Thomas Jefferson Papers

From Thomas Jefferson to Brailsford & Morris, 17 July 1788

To Brailsford & Morris

Paris July 17. 1788.


I have been less diligent in acknoleging the receipt of your favors of Oct. 31. Jan. 10. and Mar. 17. than in attending to their contents. They have been the subject of repeated conferences with Mr. Berard of this city, during which I have discovered a real desire in that house to dispose in the best manner possible of the rice you had been pleased to consign to them; and a mortification that they could do no better than they did. They were to have informed me exactly what they got for the rice, and I waited for that before I answered your letters, but they have not sent it. I fear the consignments have not yeilded much profit, but hope at the same time they have not produced loss, and that the probability of a more favorable demand than happened on this occasion may induce you to continue to endeavor at opening this channel of commerce. I wish you could find means of availing yourselves of the Paris market, which I am of opinion would greatly increase the profits. Mr. Berard is more capable of advising you on this head than I am; the rice should in that case come to Rouen, or at least to Havre: and as this would be less convenient to him than Lorient, the place of his establishment, perhaps he may not be willing to encourage it. If you discover any symptom of this, I shall be always ready to make any enquiries you may desire for your more particular information.

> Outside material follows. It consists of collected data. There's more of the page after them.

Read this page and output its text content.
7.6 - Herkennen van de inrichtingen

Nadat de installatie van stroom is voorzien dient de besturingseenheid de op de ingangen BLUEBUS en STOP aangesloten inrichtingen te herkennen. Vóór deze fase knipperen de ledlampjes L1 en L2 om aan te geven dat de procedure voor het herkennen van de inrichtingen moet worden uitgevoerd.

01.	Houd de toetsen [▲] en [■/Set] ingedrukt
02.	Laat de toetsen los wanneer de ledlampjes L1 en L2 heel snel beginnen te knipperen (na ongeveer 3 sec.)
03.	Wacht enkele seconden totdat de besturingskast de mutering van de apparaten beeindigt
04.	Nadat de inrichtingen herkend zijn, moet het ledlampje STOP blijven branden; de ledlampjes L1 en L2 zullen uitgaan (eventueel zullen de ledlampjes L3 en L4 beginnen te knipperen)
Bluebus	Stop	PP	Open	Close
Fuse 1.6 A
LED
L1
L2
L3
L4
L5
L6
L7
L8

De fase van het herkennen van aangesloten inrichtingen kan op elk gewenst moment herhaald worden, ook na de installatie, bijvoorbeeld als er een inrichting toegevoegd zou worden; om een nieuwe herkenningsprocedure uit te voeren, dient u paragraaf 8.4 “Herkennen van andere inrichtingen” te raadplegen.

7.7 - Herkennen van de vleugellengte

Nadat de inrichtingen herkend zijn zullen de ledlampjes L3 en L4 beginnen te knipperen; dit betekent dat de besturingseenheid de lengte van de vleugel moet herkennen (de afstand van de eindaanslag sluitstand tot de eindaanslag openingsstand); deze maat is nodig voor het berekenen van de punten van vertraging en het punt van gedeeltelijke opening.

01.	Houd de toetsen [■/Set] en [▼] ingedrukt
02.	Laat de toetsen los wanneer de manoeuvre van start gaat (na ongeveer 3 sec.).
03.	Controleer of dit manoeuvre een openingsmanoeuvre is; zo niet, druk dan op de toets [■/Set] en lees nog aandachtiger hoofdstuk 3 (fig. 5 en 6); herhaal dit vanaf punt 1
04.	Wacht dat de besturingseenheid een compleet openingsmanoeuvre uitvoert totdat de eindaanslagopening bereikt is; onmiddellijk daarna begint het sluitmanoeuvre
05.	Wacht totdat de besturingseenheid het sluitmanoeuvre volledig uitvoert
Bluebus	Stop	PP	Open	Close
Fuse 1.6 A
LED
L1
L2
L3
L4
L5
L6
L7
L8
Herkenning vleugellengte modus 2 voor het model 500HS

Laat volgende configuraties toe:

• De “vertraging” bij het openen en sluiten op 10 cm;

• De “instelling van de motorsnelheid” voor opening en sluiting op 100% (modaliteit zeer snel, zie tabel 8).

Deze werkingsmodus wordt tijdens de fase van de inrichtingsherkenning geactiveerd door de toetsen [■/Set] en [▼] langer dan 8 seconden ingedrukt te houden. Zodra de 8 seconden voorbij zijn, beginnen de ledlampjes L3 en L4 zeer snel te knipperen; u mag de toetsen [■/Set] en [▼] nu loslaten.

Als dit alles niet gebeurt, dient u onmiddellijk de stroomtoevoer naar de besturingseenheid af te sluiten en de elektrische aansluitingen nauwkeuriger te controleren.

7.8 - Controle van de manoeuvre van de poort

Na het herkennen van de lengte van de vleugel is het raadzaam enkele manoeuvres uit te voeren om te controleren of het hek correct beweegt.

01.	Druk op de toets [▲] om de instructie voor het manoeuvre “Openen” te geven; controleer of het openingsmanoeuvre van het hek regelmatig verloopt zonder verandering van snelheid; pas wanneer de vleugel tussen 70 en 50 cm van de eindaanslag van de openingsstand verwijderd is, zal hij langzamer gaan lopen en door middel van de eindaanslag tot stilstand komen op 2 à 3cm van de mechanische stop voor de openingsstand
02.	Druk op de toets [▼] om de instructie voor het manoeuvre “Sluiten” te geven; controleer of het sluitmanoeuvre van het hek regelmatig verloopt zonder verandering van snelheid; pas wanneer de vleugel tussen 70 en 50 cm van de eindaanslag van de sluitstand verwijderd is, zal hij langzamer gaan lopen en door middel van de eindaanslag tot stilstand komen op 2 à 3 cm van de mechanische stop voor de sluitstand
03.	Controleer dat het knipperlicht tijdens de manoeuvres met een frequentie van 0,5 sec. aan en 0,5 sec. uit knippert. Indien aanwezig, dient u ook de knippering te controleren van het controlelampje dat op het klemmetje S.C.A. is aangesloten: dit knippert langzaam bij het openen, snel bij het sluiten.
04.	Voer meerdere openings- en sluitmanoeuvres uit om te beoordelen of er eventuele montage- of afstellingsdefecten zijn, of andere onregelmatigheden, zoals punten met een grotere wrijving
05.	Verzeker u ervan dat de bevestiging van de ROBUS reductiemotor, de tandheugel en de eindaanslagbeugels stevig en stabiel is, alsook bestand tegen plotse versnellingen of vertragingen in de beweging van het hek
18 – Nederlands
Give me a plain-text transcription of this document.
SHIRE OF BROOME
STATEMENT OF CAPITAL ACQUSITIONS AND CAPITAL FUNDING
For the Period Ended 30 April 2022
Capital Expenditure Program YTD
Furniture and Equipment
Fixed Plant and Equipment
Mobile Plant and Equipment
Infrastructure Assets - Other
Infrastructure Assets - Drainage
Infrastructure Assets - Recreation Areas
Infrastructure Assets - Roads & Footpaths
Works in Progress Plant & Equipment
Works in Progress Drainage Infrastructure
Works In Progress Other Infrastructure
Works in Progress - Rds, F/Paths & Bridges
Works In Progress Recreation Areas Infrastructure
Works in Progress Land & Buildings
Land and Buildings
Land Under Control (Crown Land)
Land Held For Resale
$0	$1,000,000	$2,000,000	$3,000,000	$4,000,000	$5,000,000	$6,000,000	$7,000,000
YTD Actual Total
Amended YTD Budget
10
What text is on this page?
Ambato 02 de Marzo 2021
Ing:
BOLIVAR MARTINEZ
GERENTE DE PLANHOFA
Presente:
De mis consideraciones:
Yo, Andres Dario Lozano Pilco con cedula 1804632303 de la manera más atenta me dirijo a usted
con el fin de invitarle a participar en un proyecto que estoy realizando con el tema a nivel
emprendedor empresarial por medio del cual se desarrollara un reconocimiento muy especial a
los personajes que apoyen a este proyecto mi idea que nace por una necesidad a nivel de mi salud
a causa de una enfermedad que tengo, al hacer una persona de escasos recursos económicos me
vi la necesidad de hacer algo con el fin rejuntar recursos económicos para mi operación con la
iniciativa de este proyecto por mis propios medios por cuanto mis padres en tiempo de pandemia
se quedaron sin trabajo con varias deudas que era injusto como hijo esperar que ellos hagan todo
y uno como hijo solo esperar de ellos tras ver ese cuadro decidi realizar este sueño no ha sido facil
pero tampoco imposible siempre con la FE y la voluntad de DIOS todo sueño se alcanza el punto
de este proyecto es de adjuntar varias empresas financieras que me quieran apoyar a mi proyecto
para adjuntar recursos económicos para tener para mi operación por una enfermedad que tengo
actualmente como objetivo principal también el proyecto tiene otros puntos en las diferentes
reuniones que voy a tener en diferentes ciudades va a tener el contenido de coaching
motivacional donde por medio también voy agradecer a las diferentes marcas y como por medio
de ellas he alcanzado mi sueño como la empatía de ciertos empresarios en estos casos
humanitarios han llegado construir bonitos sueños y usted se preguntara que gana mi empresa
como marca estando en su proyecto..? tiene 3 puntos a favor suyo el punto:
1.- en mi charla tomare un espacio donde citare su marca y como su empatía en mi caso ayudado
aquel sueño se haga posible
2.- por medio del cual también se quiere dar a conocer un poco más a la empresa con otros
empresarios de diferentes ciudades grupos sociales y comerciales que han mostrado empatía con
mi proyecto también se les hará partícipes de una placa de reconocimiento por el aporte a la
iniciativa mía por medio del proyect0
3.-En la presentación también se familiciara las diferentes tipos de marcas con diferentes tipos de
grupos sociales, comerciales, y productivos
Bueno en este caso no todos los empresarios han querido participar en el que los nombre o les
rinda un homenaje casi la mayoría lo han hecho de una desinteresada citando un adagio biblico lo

The bill you remitted me for 726. livres has been duly paid by Mr. Petrie, and I have given the necessary commission at Marseilles for preparing olives, and olive plants to be sent to Charleston as soon as the season will admit. This, I am answerd, will not be till the last of January.—Mr. Berard paid your draught, intended for young Mr. Rutledge, into the hands of his bankers here, Boyd, Ker & co.

I have the honor to be with every disposition to facilitate your commercial connections with this country, and with sentiments of perfect esteem, Gentlemen, your most obedient & most humble servt,

Th: Jefferson

PrC (DLC). Enclosed in TJ to Trumbull, 24 July 1788.